Criss-crossed by shadows, this bonplandiana leaf, of all the ones I saw online, said “draw me.”

This willow goes by many names: Pacific willow in my field guide, but also red, whiplash, and shining willow (the translation of the scientific name). What I’ve drawn here is not a leaf, strictly speaking, but a stipule: a little quasi-leaf that grows at the junction of a twig and the stem of a leaf. And the ones on S. lucida are fuzzy and shiny, which is more than I care to try to get across in my drawing tonight. It’s been a pleasant, but long and full, day, and one steeped in art. Earlier, I drew a copy of a self-portrait from one of Cezanne’s sketchbooks, and a clandestine portrait of an old man on the bus.

Drawing six leaves takes six times as long, but sometimes I just can’t resist the shape of a whole twig of them falling like this. And I’m on vacation.

Tomorrow we go to the Art Institute of Chicago, the home of so many works of art that I have seen only in tiny little reproductions in books. Hopper, Cassatt, Seurat, Monet.

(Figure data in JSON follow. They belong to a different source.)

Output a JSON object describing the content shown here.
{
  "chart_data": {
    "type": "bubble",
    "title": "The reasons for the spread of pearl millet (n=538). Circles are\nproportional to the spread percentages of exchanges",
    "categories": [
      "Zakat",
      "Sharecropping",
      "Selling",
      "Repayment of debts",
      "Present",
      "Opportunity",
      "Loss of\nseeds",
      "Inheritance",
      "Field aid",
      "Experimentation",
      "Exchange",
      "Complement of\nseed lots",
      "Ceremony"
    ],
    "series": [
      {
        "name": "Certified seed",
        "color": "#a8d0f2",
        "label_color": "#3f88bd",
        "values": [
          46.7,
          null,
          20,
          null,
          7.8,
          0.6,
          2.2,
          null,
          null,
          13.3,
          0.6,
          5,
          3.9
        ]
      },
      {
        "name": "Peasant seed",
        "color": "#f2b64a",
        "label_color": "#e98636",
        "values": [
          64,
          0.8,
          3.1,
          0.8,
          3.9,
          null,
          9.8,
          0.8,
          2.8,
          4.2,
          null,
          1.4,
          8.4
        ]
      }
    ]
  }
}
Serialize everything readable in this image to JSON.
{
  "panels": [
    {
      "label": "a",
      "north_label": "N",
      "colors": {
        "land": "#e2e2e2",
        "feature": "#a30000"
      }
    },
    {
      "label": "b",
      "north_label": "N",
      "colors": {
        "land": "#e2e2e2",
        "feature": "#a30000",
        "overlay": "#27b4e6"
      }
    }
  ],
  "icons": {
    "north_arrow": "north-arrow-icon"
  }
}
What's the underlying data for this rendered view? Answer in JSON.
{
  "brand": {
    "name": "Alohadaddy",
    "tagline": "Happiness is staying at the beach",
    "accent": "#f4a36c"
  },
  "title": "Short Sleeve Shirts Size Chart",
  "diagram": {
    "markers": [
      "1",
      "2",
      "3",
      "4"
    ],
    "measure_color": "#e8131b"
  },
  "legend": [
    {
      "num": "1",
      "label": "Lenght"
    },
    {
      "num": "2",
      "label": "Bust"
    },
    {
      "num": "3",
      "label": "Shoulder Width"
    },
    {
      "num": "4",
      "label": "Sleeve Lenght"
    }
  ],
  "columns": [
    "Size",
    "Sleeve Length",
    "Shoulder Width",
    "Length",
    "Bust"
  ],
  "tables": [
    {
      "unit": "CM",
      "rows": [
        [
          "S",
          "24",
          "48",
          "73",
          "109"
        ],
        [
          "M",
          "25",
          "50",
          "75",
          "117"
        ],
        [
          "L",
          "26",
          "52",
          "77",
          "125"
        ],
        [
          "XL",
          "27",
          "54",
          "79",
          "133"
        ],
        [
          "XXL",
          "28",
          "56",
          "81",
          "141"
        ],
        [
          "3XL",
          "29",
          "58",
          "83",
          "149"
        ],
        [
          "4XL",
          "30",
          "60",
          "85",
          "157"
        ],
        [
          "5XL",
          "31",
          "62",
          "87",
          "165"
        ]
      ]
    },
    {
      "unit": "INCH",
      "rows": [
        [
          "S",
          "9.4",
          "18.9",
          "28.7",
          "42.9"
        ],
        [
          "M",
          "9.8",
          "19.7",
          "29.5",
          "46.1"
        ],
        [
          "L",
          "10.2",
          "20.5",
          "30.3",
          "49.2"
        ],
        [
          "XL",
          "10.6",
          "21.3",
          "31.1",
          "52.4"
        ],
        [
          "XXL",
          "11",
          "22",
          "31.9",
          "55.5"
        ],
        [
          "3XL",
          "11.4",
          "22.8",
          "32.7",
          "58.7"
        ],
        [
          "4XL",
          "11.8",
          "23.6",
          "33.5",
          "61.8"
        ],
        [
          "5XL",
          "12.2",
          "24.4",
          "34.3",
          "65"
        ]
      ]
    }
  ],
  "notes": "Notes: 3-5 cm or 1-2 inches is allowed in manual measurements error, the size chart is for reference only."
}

So much inspiration in one building!

This is a weeping willow leaf, and its scientific name is Salix babylonica. That has to be a reference to the beginning of Psalm 137, right?: “By the waters of Babylon, we sat and wept when we remembered Zion.”

The willow may weep, but it’s hard to be sad when you’re looking at one, or sitting under it. It’s such a lovely, sheltering tree.

Having gone into such delicate detail with the previous drawing, I tried to do the opposite with the interesting light on this leaf. How quick and rough can the marks be and still get the shadow across? I’m not so good at quick and rough, and immediately started refining. An old story, and not only in visual art.

With Salix exigua, we enter the category of toothed simple leaves!

–I spent a lot of time with this drawing yesterday! We had a terrific four-hour campus vision workshop at UUCPA, and I drew during a lot of it. With all that time, I sank into delicious detail. Will I go back to it and do more? Maybe, maybe not.

One thing is clear: these leaves, which seemed rather bland when I first looked at photos–they were flat, literally–sure seem a world away from flat and bland now.